Amigo is an experiment to radically reinvision the Go tools ecosystem, including cmd/compile, cmd/vet, x/tools/gopls, and users of the go/* and x/tools/go/* APIs.


Every proper experiment starts with declaring its hypotheses in advance, and amigo is no exception.

  1. Replace trees with tapes. The simdjson project demonstrates the performance benefit of parsing files into minimally structured token sequences, and then implementing a cursor API on top. Similarly, flatbuffers demonstrate the value of simply mapping data files into memory and walking them as-is, rather than trying to parse into traditional (sparse) data structures. I anticipate we can see similar benefits with parsing and traversing Go syntax.

  2. Opaque internal data structures. The go/types type checker suffers from the Go 1 compatibility guarantee: APIs like go/ast and go/types must remain backwards compatible for existing users, which constrains how they can be extended to support new Go language features. This results in monotonically increasing implementation complexity, and in turn maintainer anxiety in deciding how to extend existing APIs.

  3. First-class serialization. Today, Go tools frequently re-parse source files and re-type-check source packages. The compiler’s “Unified IR” experiment demonstrates the benefit of serializing to bytes right away, and then developing multiple readers that can inflate the results into tool-appropriate data structures.

  4. Build SSA during type checking. Today, the type checker walks the AST, disambiguates various syntactic forms, and records a bunch of typing information; and then the SSA builders need to re-walk the same AST, disambiguate the same syntactic forms, and lookup all the recorded typing information. I anticipate that by incorporating SSA construction directly into type checking, we can reduce code complexity and improve performance (e.g., through better memory locality).

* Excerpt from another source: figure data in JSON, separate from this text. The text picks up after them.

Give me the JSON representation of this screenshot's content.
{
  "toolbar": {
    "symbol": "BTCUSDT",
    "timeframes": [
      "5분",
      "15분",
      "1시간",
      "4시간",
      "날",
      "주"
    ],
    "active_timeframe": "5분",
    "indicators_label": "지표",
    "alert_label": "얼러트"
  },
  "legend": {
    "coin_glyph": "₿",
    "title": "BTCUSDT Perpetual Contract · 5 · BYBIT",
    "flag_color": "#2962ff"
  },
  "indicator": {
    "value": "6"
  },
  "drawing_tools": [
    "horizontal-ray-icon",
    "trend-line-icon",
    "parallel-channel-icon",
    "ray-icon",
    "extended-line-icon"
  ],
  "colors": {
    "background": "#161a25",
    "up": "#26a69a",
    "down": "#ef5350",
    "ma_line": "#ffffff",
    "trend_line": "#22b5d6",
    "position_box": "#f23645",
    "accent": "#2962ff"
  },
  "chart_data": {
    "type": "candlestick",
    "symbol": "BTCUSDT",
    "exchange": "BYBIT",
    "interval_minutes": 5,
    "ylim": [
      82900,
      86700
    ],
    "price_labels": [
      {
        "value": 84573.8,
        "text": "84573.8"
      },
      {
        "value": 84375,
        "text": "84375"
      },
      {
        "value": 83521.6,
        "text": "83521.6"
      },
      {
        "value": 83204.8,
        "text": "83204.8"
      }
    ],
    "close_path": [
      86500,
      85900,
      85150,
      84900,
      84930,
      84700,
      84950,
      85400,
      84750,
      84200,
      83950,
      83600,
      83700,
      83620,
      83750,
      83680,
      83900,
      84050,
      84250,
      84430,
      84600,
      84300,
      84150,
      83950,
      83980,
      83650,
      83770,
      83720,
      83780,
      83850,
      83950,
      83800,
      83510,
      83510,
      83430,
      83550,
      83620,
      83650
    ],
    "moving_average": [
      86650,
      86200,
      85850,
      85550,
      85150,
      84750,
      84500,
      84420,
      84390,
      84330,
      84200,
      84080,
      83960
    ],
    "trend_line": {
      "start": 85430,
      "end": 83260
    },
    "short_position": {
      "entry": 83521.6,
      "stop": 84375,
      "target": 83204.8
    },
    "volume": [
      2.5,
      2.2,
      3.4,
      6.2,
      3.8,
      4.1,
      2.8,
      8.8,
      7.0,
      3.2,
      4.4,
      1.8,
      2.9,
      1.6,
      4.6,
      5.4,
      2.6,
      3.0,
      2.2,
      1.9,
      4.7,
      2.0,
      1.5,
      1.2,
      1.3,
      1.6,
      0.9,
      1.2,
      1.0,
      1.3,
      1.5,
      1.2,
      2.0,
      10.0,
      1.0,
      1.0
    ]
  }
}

  5. Separate phases to improve concurrency. A typical Go build involves compiling each package in the dependency graph, and a package cannot be compiled until all of its dependencies have been compiled first. However, within cmd/compile, each compilation is internally split into a sequence of phases, and not all phases actually affect dependent packages. For example, (fully) type checking a package only requires having type checked all imported package’s package-scope declarations; it does not require type checking function bodies, much less compiling and optimizing to machine instructions. By better defining these separate phases and the data flow between them, I anticipate we could further improve build concurrency.


Should amigo incorporate cmd/asm and/or cmd/cgo too? I think yes, but cmd/asm seems especially challenging to incorporate, without pulling in all of cmd/internal/obj.

I suspect something like LLVM bitstream’s “abbreviations” will be applicable here. For each unique instruction shape, we can define a separate abbreviation, so that instructions themselves can be very efficiently encoded, and the cmd/asm decoder can use vtables to rapidly construct obj.Progs (or report errors) from the encoded instructions.